There is much more to a successful business than its ability to simply cut prices. Yes, such an action may draw customers in the short-term, but when they start to see compromises on quality, resulting in substandard goods, job losses, cuts to other areas of the business and a subsequent decline in reputation, they often vote with their feet.

So how does our industry remain competitive without resorting to the race to the bottom? At Dekko, we believe that innovation is the way to our customers’ hearts. If you offer them something they can’t refuse, or obtain elsewhere, you’re in pole position to make a sale. And in our industry, it’s good design that’s stylish, durable and innovative, which will persuade customers to invest, even ahead of price considerations.

How else might we avoid the ‘pile it high, sell it cheap’ mentality?

A solid pricing plan

How do you decide what your price should be? First, it’s important to understand the value of what you sell.

The emphasis on value is often missed as business owners rush to be price-competitive. Customers are quite rightly suspicious of knock-down prices, believing that what they buy will be of poor quality.
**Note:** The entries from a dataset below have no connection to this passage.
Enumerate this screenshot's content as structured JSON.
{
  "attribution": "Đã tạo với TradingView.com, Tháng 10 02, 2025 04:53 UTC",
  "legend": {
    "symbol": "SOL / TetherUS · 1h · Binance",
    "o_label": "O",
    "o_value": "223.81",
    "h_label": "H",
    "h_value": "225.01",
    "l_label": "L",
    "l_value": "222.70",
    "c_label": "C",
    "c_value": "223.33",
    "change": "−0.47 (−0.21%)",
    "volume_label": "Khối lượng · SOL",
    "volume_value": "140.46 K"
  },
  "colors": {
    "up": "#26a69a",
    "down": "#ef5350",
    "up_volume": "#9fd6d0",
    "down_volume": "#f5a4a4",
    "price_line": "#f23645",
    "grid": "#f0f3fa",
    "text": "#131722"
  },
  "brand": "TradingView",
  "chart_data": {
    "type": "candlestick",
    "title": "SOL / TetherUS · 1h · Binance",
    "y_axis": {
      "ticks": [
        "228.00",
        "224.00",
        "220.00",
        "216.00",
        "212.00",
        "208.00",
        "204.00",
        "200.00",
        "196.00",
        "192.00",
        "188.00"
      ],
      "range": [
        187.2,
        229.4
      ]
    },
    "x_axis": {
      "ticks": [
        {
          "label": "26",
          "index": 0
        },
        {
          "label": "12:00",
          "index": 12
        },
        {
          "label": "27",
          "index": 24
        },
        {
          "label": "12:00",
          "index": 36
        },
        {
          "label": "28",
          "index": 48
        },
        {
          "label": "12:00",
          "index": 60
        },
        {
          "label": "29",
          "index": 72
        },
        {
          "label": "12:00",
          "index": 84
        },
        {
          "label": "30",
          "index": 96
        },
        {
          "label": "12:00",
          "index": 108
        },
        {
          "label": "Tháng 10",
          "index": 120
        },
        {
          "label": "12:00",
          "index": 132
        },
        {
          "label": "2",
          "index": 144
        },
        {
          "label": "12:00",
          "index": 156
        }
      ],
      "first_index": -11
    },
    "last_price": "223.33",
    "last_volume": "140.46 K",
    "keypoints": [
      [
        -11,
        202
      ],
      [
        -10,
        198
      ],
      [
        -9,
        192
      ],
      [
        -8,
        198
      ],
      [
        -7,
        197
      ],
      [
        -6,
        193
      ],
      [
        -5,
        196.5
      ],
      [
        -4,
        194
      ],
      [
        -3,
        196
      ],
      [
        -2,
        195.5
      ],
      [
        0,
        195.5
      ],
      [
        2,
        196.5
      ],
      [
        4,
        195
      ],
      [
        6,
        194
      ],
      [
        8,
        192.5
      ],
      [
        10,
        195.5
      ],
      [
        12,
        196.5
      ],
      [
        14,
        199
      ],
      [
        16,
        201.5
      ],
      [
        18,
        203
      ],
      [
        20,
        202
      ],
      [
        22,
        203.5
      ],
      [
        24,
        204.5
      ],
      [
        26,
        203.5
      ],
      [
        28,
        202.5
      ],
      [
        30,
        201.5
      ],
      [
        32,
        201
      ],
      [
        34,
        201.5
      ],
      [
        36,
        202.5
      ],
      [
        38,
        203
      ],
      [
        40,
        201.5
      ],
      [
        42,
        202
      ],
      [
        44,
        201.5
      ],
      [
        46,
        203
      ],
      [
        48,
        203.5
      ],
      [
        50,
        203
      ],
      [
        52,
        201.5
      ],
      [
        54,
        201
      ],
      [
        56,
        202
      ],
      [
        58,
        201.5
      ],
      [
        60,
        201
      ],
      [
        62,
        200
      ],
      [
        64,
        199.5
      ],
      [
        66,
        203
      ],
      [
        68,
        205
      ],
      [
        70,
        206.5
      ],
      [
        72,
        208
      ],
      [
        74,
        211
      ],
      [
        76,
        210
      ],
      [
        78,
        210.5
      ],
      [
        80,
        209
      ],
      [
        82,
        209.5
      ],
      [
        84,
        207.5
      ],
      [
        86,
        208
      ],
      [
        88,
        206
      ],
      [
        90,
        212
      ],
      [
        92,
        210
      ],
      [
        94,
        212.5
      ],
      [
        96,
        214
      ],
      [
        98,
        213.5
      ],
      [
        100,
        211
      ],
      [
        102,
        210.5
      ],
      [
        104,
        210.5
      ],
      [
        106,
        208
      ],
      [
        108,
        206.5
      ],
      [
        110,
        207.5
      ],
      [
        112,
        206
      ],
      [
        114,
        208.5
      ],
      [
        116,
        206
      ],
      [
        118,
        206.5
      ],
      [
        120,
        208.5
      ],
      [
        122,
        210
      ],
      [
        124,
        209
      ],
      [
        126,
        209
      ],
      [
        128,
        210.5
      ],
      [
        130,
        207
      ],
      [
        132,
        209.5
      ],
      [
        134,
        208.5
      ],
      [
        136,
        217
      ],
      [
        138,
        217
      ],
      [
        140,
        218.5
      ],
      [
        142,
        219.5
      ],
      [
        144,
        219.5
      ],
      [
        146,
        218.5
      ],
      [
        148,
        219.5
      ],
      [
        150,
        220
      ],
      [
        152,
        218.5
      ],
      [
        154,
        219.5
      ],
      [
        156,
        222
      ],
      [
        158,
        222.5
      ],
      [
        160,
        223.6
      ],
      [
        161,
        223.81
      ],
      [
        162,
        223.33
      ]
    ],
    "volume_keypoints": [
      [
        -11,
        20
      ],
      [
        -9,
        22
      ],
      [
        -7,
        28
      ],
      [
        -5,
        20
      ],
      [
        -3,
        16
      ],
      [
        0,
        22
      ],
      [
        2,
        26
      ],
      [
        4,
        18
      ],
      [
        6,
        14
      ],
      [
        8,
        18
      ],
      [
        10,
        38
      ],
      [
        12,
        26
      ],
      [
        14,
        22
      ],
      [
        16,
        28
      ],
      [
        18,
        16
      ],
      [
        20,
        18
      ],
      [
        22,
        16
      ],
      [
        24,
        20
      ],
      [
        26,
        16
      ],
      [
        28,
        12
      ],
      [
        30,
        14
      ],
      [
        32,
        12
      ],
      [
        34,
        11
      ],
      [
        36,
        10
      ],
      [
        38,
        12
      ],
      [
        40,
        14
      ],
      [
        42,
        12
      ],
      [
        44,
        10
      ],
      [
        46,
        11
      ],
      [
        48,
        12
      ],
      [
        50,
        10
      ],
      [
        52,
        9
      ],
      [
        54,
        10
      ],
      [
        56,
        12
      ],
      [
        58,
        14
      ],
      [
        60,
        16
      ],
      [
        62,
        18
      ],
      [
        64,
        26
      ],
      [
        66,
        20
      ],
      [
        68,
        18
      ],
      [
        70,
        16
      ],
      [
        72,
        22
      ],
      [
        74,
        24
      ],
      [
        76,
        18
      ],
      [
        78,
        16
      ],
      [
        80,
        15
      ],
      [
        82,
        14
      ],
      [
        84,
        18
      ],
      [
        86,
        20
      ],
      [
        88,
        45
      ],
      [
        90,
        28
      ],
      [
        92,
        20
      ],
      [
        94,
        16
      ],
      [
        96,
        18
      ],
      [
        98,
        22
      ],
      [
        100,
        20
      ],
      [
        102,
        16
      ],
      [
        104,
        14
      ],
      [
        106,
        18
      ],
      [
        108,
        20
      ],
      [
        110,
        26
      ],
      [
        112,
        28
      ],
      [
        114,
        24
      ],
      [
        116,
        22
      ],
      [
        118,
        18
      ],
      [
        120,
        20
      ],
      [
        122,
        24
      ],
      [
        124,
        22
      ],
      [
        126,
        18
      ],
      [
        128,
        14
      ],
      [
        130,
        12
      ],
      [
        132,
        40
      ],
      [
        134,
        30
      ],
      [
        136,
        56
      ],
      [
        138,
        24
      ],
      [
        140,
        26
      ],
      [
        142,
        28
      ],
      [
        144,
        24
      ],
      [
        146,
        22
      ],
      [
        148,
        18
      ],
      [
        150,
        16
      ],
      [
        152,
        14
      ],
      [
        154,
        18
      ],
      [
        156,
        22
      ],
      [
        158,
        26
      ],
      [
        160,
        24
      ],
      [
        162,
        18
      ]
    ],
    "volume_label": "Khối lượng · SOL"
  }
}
They may or may not be right – nevertheless, the perception remains. Establishing value means making your product a must-have – it needn’t be unique, but it must have enough allure to make it valuable for the customer.

Costs, turnover and profit

Every business, large or small, has overheads to consider, whether it be raw materials, labour, property, electricity, etc. You need to factor all these in before you decide on your price, and therefore your margin.

Once you know your costs you can easily create sales and revenue targets that will help your business to grow.

Knowing your market

This requires you to be a bit of a trend-spotter. One day your product might be in vogue, then the following day it isn’t and you need to know why. It could be seasonal, it could be geographical, it could be shifting tastes. Whatever it is, it’s vital to understand shifts in your market and alter your price accordingly.

Understanding your competitors’ strategy

This is a tricky one. If you’re selling at a price that is higher than your competitors, it’s almost inevitable that your customers will ask questions.

If and when they do, you need to be able to point to other factors such as better quality, more effective customer service, a new feature – something that will elevate your product and justify the price increase. A business will be able to justify a price increase and survive any negative perceptions of a price drop if the brand is strong, reliable and innovative.

These are just a few ways of getting to grips with product pricing without becoming involved in a dangerous race to the bottom.

At Dekko, we pride ourselves on constant product development, honing our offerings to match ever-changing consumer trends and advances in technology. This, we believe, keeps our customers loyal, especially in uncertain times.